To explore the transitions between the different secondary structures, we defined the secondary structure for each conformer using DSSP . The C-alpha and residue atoms RMSD per position was calculated using ProFit (Martin, A. C. R. and Porter, C. T. http://www.bioinf.org.uk/software/profit/). Disorder was assumed as represented by missing electron density coordinates in a structure determined by X-Ray diffraction . To define intrinsically disordered regions (IDRs) we only considered those segments with five or more consecutive missing residues which were not in the amino or carboxyl terminal ends of the protein sequence (the first and last 20 residues of the chain were excluded).
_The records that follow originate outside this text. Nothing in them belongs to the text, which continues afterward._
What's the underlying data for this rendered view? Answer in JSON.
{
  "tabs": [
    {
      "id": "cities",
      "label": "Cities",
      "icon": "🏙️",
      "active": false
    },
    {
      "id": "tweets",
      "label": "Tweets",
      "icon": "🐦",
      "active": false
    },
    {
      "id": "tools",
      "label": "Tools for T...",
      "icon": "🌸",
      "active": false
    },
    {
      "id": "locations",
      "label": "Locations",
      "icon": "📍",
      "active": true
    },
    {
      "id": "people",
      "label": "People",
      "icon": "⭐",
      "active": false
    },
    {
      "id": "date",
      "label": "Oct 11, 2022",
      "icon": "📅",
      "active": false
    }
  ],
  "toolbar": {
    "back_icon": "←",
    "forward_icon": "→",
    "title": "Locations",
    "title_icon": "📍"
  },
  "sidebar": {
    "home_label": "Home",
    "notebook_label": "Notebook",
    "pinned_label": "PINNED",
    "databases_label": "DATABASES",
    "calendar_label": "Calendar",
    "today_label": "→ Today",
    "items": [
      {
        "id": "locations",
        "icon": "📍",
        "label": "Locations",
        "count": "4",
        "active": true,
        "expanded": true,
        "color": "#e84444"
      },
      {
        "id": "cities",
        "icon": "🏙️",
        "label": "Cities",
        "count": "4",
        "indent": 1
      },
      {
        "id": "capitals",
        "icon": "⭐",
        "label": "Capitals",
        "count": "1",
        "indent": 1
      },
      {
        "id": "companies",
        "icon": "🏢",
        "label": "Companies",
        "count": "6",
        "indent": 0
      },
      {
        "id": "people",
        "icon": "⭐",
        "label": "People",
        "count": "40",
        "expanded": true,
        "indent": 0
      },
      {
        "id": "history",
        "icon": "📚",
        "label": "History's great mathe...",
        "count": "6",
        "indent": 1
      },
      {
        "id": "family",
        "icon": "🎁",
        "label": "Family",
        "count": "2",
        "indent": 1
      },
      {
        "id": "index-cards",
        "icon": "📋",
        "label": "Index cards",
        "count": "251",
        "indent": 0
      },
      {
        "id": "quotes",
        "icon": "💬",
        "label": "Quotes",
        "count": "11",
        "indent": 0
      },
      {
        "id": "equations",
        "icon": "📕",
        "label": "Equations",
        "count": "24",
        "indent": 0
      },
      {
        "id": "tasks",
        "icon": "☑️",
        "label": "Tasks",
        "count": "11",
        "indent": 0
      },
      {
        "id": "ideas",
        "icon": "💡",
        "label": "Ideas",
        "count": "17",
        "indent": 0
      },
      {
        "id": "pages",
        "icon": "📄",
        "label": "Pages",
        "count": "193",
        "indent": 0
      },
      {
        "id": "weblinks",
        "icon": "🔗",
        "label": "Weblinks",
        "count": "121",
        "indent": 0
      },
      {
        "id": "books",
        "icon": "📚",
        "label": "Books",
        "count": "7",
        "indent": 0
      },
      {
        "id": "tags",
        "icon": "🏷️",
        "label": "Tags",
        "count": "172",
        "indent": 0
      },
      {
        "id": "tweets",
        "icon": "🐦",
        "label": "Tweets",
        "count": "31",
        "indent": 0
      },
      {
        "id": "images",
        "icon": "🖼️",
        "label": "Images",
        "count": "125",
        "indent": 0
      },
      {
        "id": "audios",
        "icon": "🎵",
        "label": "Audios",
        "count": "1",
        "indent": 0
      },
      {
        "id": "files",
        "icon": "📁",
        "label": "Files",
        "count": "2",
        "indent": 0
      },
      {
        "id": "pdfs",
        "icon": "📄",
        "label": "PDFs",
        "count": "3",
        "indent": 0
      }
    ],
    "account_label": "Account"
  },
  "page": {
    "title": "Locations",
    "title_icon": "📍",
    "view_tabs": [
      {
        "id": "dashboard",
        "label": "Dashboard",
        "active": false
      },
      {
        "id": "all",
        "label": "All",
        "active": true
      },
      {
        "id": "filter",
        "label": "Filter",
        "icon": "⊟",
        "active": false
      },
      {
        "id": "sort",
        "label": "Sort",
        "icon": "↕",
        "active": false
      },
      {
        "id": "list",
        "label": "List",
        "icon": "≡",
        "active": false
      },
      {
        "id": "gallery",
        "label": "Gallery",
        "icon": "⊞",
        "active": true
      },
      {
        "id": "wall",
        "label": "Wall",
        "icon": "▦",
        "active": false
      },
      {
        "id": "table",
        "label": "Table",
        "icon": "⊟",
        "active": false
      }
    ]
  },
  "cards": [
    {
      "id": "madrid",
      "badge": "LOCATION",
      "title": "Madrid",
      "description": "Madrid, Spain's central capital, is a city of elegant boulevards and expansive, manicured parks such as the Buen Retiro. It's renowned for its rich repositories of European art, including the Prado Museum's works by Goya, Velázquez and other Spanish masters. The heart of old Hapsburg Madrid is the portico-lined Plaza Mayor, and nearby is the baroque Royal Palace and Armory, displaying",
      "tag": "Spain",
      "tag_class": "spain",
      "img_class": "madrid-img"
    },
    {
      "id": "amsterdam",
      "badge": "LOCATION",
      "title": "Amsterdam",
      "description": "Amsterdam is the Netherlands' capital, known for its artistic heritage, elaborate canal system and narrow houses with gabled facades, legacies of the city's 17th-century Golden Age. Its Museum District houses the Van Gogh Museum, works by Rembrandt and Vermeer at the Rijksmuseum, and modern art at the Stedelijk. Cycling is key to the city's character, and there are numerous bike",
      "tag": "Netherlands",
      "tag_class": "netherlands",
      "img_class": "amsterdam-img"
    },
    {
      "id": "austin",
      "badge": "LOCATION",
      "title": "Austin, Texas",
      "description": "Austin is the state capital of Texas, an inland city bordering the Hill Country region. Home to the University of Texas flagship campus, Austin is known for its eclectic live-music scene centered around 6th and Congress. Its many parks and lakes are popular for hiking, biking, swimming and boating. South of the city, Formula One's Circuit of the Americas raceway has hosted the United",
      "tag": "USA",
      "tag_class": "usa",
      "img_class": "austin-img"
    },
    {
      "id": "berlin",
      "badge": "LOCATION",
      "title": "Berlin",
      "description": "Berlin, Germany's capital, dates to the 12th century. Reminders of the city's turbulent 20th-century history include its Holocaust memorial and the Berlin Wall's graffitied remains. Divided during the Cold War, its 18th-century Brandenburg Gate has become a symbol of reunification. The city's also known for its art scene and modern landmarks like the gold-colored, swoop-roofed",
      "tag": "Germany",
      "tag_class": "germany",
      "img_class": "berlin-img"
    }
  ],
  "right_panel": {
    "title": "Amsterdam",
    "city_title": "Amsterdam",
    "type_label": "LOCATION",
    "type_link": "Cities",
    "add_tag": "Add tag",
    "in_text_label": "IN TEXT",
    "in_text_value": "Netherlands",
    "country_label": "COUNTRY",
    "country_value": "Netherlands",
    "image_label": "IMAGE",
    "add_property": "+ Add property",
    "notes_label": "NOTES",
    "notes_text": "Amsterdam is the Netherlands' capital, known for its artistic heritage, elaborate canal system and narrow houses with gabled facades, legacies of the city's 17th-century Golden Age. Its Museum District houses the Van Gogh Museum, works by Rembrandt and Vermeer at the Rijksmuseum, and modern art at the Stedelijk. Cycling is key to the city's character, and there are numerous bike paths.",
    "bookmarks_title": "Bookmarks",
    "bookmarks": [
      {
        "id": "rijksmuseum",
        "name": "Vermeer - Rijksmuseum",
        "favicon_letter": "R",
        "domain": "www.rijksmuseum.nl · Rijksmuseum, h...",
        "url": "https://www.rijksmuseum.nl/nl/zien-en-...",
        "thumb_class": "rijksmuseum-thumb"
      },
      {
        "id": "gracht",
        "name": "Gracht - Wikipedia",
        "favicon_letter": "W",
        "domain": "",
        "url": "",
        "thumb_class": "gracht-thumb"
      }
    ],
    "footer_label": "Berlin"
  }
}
Fold class and superfamily were studied using CATH database . As control and large dataset showed the same trend in terms of backbone RMSD, these structural analyses were performed only in the large dataset.
All data obtained were retrieved and processed using home-made scripts coded in Python.
Radii of gyration and H-bonds
Radii of gyration for all PDB structures were estimated using the MMTSB tools (http://blue11.bch.msu.edu/mmtsb/Main_Page). For the calculation of the number of hydrogens bonds we used HBPLUS . Comparisons between conformers were made using our own Python scripts.
Tunnels and cavities calculation
The number of cavities and tunnels, as well as their properties, were estimated for all conformers using Fpocket  and MOLE . All data obtained were retrieved and processed using our own scripts coded in Python.
Dataset distributions were assumed to be continuous and not parametric, which was confirmed by D’Agostino and Pearson’s normal test. Comparisons within groups were made by Kolmogorov-Smirnov test, as appropriate. One-way ANOVA was used for multigroup comparisons. A P-value < 0.05 was taken to indicate statistical significance.